Skip to content

Cache

How to use Cache

  • Cache is typically used as a decorator function @cache around functions or regular class methods
  • Cache works in code and in Python notebooks with %autoreload

How the Cache works

  • Cache tracks changes in the source code of the wrapped function
  • For performance reasons, it checks the code only one time unless the pointer to the function is changed, e.g. in notebooks

  • By default, it uses two levels of caching:

  • Memory level
  • Disk level

  • When a call is made to the wrapped function:

  • Firstly the Memory level is being checked
  • If there's no hit in the Memory, the Disk level is checked
  • If there's no hit in Disk level, the wrapped function is called
  • The result is then stored in both Disk and Memory levels

  • Cache is equipped with a get_last_cache_accessed() method to understand if the call hit the cache and on which level

Disk level

Memory level

  • Initially, the idea was to use functools.lru_cache for memory cache

  • Pros:

  • Standard library implementation

  • Quietly fast in-memory implementation

  • Cons:

  • Only hashable arguments are supported

  • No access to cache, it's not possible to check if an item is in cache or not
  • It does not work properly in notebooks

  • Because Cons outweighed Pros, we decided to implement Memory level as joblib.Memory over tmpfs

  • In this way we reuse the same code for Disk level cache but over a RAM-based disk
  • This implementation overcomes the Cons listed above, although it is slightly slower than the pure functools.lru_cache approach

Global cache

  • By default, all cached functions save their cached values in the default global cache
  • The cache is "global" in the sense that:
  • It is unique per-user and per Git client
  • It serves all the functions of a Git client
  • The cached data stored in a folder $GIT_ROOT/tmp.cache.{mem,disk}.[tag]
  • This global cache is being managed via global functions named *_global_cache, e.g., set_global_cache()

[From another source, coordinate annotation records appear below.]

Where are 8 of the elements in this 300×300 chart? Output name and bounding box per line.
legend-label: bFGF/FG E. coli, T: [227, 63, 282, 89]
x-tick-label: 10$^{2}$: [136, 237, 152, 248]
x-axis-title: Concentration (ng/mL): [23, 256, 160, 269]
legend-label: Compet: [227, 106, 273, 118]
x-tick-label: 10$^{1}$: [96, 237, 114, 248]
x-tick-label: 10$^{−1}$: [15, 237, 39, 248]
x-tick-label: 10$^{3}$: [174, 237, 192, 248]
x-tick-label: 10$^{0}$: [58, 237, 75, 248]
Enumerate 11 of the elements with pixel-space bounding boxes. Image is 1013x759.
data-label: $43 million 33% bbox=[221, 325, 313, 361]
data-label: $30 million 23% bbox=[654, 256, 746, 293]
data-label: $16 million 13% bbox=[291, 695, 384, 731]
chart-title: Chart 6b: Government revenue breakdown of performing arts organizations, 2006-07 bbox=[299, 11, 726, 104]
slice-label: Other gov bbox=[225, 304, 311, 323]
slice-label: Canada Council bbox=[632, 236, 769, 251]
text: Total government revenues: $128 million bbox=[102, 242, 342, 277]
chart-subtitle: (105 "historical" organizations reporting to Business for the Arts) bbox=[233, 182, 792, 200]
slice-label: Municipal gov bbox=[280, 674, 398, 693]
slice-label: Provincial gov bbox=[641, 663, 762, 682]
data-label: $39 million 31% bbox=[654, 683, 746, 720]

  • TODO(gp): maybe a better name is

  • Global -> local_cache, client_cache
  • Function_specific -> global or shared

Tagged global cache

  • A global cache can be specific of different applications (e.g., for unit tests vs normal code)
  • It is controlled through the tag parameter
  • The global cache corresponds to tag = None

Function-specific cache

  • It is possible to create function-specific caches, e.g., to share the result of a function across clients and users
  • In this case the client needs to set disk_cache_directory and / or mem_cache_directory parameters in the decorator or in the Cached class constructor
  • If cache is set for the function, it can be managed with .set_cache_directory(), .get_cache_directory(), .destroy_cache() and .clear_function_cache() methods.